We can look at the motor power at idle, and under heavy cutting load, and get a fairly good idea
of the energy use, and that will relate somewhat to the sheared area (which we can tell from
examining the swarf). What one learns, becomes part of a SFM recommendation...
so looking at tabulated surface feet/minute for the material ought to be a starting
point (and refine the edge and coolant/lube if that recommendation isn't working).

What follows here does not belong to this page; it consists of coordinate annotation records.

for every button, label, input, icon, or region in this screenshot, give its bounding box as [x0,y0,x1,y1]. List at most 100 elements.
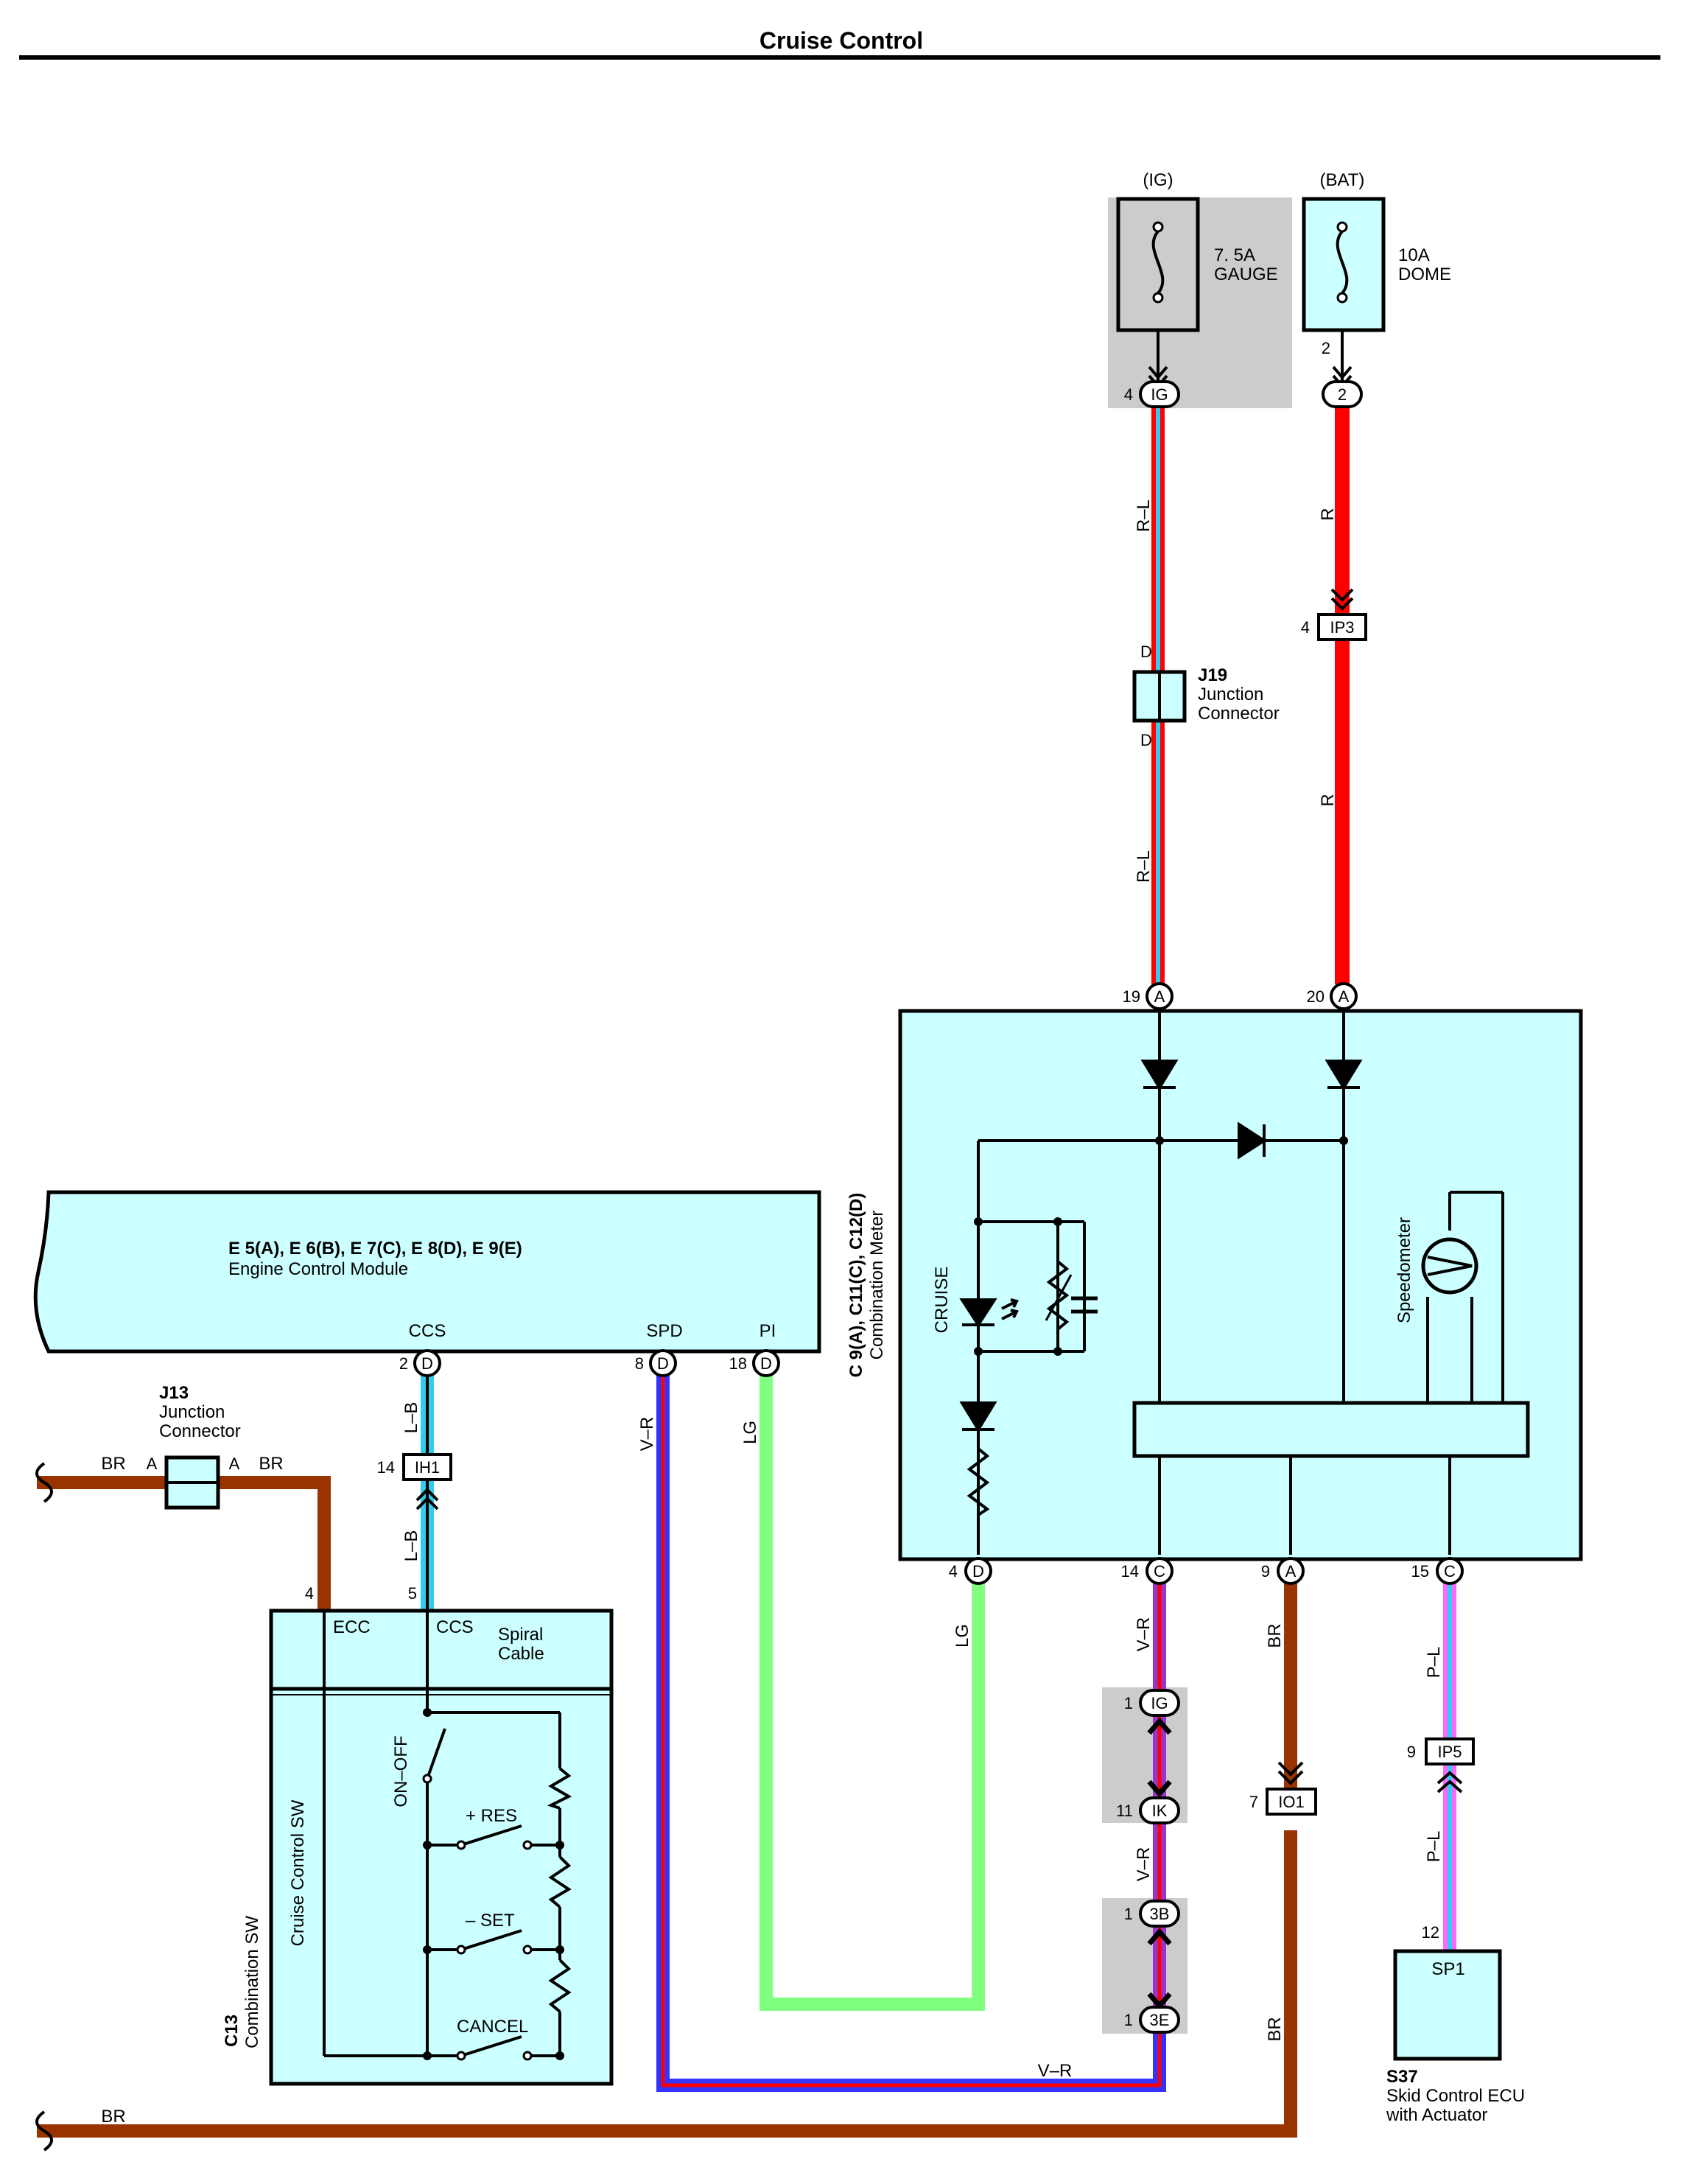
fuse-gauge: (IG) 7. 5A GAUGE [1116,170,1278,380]
wire-label-r-2: R [1318,794,1338,806]
wire-break-left-top [35,1462,53,1503]
sw-pin-ccs: 5 [408,1584,417,1603]
connector-ip5: IP5 9 [1407,1737,1475,1793]
wire-label-vr-bottom: V–R [1038,2061,1073,2081]
meter-resistor-2-icon [966,1447,990,1516]
skid-ecu-name-2: with Actuator [1386,2105,1487,2125]
on-off-switch-arm [426,1728,446,1779]
io1-chevron-icon [1277,1761,1304,1785]
meter-diode-19-icon [1140,1060,1179,1091]
connector-bat-2-label: 2 [1338,385,1347,404]
wire-br-ground [37,1830,1297,2138]
j13-name-2: Connector [159,1421,241,1441]
fuse-dome-element-icon [1336,230,1349,295]
wire-label-lg-ecm: LG [740,1421,760,1444]
meter-pin-14-letter: C [1154,1562,1165,1581]
fuse-gauge-name: GAUGE [1214,265,1278,284]
meter-pin-15-num: 15 [1411,1562,1429,1581]
wire-br-j13-right [218,1476,331,1609]
wire-label-br-meter: BR [1265,1623,1285,1648]
skid-ecu-pin: 12 [1422,1923,1439,1942]
connector-io1-pin: 7 [1249,1793,1258,1811]
meter-pin-19-num: 19 [1123,987,1140,1006]
wire-label-br-2: BR [1265,2017,1285,2041]
wire-label-pl-1: P–L [1424,1647,1444,1679]
spiral-cable-label-2: Cable [498,1644,544,1664]
ecm-pin-18-num: 18 [729,1354,747,1373]
meter-resistor-1-icon [1046,1260,1070,1331]
connector-3e: 3E 1 [1124,2006,1180,2034]
switch-circuit [323,1611,561,2057]
cruise-indicator-led-icon [959,1298,997,1328]
j19-pin-top: D [1140,643,1152,661]
wire-label-vr-ecm: V–R [637,1417,657,1452]
ecm-id: E 5(A), E 6(B), E 7(C), E 8(D), E 9(E) [228,1239,522,1259]
j13-pin-right: A [229,1455,240,1473]
ip3-chevron-icon [1330,588,1354,611]
ig-ik-mating-icon [1147,1717,1172,1798]
skid-ecu-id: S37 [1386,2067,1418,2087]
ih1-chevron-icon [415,1488,439,1511]
fuse-dome: (BAT) 10A DOME 2 [1302,170,1451,380]
wire-break-left-bottom [35,2110,53,2152]
combination-meter-id: C 9(A), C11(C), C12(D) [846,1193,866,1378]
ecm-terminal-ccs: CCS [409,1321,446,1341]
skid-ecu-name-1: Skid Control ECU [1386,2086,1525,2106]
fuse-dome-pin: 2 [1322,339,1330,357]
set-switch-arm [460,1929,522,1951]
j13-id: J13 [159,1383,189,1403]
meter-pin-9-letter: A [1285,1562,1297,1581]
sw-terminal-ecc: ECC [333,1617,371,1637]
wire-label-lg-meter: LG [952,1624,972,1648]
combination-meter-name: Combination Meter [867,1211,887,1360]
speedometer-gauge-icon [1421,1237,1478,1295]
ecm-pin-2-letter: D [421,1354,433,1373]
j19-name-2: Connector [1198,704,1280,724]
meter-pin-19-letter: A [1154,987,1165,1006]
switch-label-set: – SET [466,1911,515,1931]
sw-pin-ecc: 4 [305,1584,314,1603]
switch-resistor-1-icon [547,1767,572,1810]
wire-label-br-j13-left: BR [101,1454,125,1474]
connector-ip3-label: IP3 [1330,618,1354,637]
switch-resistor-2-icon [548,1855,572,1908]
j19-id: J19 [1198,665,1227,685]
ecm-pin-8-letter: D [657,1354,669,1373]
connector-bat-2: 2 [1322,380,1363,408]
led-light-rays-icon [1001,1298,1019,1320]
fuse-dome-source: (BAT) [1320,170,1365,190]
ecm-pin-2-num: 2 [399,1354,408,1373]
meter-pin-4-letter: D [972,1562,984,1581]
connector-3b-label: 3B [1150,1905,1170,1923]
wire-label-rl-2: R–L [1134,850,1154,883]
wire-label-vr-1: V–R [1134,1617,1154,1652]
connector-ih1: IH1 14 [377,1453,452,1511]
connector-ik-label: IK [1152,1802,1168,1820]
combination-switch: 4 5 ECC CCS Spiral Cable [222,1584,614,2086]
connector-ik: IK 11 [1116,1796,1180,1824]
wire-label-rl-1: R–L [1134,500,1154,532]
connector-3e-label: 3E [1150,2011,1170,2029]
j13-name-1: Junction [159,1402,225,1422]
skid-control-ecu: 12 SP1 S37 Skid Control ECU with Actuato… [1386,1923,1525,2125]
j19-name-1: Junction [1198,685,1263,704]
connector-ig-inline-pin: 1 [1124,1694,1133,1712]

Chip breakage may be VERY important, as it determines if the
swarf was a spring compressed on the cutting edge, or if the cold-work damage to the swarf
was high enough to produce an occasional brittle fracture. Broken chips means less friction, and probably
a cooler edge.

It isn't clear how to interpret chip breakage (or temperature, or color), though.
Chips fracture easily with a non-ductile or low tensile strength workpiece (cast iron).
In a sense, steel wool and bronze wool are useful spring-tempered products made on a lathe
in the absence of chip breakage.
So, if the chip character changes, probably consider resharpening. Otherwise, I dunno.

 

[john.oliver35]

I have a comment related to the where all of the energy ultimately ends up - this is probably not helpful to machining, but the engineer in me just had to blurt it out I believe that at the end of the day all of the energy has been dissipated as heat:

* Deformation of metal raises the temperature of atoms as they slide past each other
* flying chips hit the floor and transfer all of their kinetic energy to deformation and vibration of the colliding surfaces
* Bent chips either spring back to lower energy state or are permanently deformed, dissipating the bending energy imparted onto them as heat
* Audible noise and vibration are transferred to walls, floor, and air where they heat those bodies

In the end, every watt of electrical power that came from the outlet ends up heating the room. I guess one tiny exception would be the energy retained in residual stresses within a part. This energy would be stored as potential energy until released by a future machining operation, or as heat as the part warps!

 

[KBeitz]

Some of the energy is converted into light. Not all is in the band we can see. some is in the inferred range.